The S&P 500 is the most widely tracked stock market index in the world, representing the 500 largest publicly traded US companies. Here is a comprehensive look at its historical returns — the data every long-term investor should understand.
Key Statistics (1993–2024)
- Average annual return (price only): ~7.7%
- Average annual total return (with dividends): ~10.5%
- Best single year: 1995 (+34.1%)
- Worst single year: 2008 (−38.5%)
- Longest bull market: March 2009 – February 2020 (131 months)
- Worst decade: 2000–2009 (“Lost Decade”): −0.95% annualized price return
Returns by Decade
| Decade | Price Return (Annualized) | Total Return (w/ Dividends) |
|---|---|---|
| 1993–1999 | +18.5% | +21.1% |
| 2000–2009 | −0.95% | +0.4% |
| 2010–2019 | +11.2% | +13.6% |
| 2020–2024 | +14.8% | +15.9% |
The “Lost Decade” (2000–2009) is the strongest argument for consistent DCA over timing the market. An investor who put a lump sum in January 2000 at the dot-com peak saw near-zero returns for a decade. A DCA investor who kept investing through the dot-com crash (2000–2002) and GFC (2008–2009) would have a dramatically different — and positive — outcome.
The Three Major Crashes Since 1993
1. Dot-com Bust (2000–2002)
- Peak: March 2000 at ~1,553
- Trough: October 2002 at ~777
- Drawdown: −49.1%
- Recovery: ~7 years to full recovery
2. Global Financial Crisis (2008–2009)
- Peak: October 2007 at ~1,565
- Trough: March 2009 at ~676
- Drawdown: −56.8% (the worst since the Great Depression)

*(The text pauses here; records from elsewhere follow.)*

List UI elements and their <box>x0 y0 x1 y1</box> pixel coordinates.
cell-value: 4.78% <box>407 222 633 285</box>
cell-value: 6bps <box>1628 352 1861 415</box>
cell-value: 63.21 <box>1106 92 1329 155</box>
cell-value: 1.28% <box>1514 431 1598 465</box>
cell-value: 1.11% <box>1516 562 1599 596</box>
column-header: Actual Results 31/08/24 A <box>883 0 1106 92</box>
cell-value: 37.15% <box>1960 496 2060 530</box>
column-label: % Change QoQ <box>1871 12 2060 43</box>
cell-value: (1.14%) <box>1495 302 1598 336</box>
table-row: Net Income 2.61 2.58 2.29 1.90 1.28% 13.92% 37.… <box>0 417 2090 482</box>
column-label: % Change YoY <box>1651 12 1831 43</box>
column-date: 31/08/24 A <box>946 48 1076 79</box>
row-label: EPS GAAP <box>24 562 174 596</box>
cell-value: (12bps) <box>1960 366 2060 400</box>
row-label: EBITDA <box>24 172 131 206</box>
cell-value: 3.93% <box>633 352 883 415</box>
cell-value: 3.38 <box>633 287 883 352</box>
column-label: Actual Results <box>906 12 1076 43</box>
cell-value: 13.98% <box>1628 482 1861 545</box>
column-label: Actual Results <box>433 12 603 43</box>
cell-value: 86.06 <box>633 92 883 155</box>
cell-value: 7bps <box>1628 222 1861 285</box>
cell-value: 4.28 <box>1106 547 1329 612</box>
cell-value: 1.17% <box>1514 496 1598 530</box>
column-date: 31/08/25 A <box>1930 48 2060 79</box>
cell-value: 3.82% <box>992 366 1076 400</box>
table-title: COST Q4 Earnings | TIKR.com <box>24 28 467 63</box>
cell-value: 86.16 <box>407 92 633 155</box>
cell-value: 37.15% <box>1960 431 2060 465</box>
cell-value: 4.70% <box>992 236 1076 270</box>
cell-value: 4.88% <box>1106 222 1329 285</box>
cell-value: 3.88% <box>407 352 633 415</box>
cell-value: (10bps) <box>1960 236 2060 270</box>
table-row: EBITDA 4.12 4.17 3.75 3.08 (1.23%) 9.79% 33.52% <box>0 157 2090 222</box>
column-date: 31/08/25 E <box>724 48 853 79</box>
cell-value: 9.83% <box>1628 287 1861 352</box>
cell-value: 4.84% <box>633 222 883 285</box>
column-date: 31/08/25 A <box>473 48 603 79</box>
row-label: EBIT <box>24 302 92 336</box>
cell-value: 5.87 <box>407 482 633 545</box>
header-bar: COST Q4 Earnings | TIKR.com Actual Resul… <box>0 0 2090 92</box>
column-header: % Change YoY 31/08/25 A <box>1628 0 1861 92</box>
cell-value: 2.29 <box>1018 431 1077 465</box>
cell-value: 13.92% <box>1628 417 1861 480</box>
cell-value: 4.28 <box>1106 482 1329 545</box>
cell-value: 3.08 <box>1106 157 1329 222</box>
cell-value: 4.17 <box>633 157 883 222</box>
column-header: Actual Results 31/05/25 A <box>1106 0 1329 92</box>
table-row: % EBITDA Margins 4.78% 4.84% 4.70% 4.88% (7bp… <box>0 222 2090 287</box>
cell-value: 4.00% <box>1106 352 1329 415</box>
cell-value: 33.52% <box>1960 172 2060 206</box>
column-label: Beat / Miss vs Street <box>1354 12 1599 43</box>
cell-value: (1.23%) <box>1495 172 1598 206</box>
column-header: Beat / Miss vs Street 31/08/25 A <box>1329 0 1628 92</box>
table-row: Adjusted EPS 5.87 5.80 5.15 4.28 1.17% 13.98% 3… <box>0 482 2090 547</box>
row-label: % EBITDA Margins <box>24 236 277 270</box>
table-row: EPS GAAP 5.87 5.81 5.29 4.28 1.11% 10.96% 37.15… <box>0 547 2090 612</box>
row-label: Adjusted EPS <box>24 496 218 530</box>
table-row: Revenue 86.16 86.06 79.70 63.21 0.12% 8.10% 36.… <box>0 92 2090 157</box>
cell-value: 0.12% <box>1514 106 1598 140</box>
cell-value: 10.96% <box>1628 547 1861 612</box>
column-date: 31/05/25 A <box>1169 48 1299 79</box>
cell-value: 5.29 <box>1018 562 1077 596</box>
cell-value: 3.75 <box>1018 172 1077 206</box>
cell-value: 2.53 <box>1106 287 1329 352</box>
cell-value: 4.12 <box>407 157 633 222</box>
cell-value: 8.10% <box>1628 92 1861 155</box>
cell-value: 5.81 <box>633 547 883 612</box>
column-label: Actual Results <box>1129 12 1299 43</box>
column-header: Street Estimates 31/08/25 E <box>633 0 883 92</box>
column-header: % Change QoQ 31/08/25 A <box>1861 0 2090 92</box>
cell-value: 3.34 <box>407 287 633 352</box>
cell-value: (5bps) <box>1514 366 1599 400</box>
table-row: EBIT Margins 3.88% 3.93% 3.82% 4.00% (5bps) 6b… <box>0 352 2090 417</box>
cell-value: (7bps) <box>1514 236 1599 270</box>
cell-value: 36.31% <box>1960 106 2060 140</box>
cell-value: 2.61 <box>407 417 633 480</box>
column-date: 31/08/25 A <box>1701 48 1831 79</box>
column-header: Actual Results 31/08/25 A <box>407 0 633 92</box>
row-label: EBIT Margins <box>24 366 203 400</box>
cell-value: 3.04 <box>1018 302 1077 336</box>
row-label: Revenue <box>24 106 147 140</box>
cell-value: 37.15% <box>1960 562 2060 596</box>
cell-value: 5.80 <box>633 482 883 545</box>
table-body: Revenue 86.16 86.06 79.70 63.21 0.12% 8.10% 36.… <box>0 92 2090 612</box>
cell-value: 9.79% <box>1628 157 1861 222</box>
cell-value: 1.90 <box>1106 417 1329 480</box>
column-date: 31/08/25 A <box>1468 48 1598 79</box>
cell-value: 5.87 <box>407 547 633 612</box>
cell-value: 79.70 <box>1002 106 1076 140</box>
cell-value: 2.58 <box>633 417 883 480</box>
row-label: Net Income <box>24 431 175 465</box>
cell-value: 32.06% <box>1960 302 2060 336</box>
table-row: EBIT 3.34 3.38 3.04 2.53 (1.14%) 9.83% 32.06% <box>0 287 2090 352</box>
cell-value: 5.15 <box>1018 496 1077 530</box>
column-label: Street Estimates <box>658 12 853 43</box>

- Recovery: ~5.5 years to new highs
3. COVID-19 Crash (2020)
- Peak: February 19, 2020 at ~3,386
- Trough: March 23, 2020 at ~2,237
- Drawdown: −34%
- Recovery: ~5 months — the fastest recovery in S&P 500 history
What This Means for DCA Investors
The data reveals a counterintuitive truth: bear markets are gifts for DCA investors. During the GFC, an investor with a monthly DCA plan was buying S&P 500 at prices 40–57% below the previous peak. Those “discounted” shares generated enormous returns during the subsequent decade-long bull market.
The psychological challenge is staying the course. Most investors who abandoned their DCA plans during the GFC and reinvested after “the bottom was in” bought back in at far higher prices, severely damaging their long-term returns.
The Power of Staying Invested
J.P. Morgan’s annual “Guide to the Markets” has documented this consistently: an investor who missed just the 10 best trading days in the S&P 500 over a 20-year period would earn roughly half the return of one who stayed fully invested.
DCA doesn’t guarantee you capture every best day — but it ensures you’re always invested, which is the most important variable.
Projecting Forward
A common question: what should investors expect from the S&P 500 over the next 20 years?
There is no reliable answer. Market valuations (Shiller P/E, price-to-sales, etc.) suggest below-average returns may be more likely given historically high valuations. Counterarguments include structural factors like index fund inflows, AI-driven productivity growth, and global capital concentration in US equities.
The responsible answer: invest consistently, diversify globally, and do not bet your retirement on any single return assumption. Use our DCA Calculator to model scenarios at various return rates (5%, 7%, 10%) to stress-test your plan.
Disclaimer: Historical data is for educational purposes only. Past performance does not guarantee future results. This article does not constitute investment advice.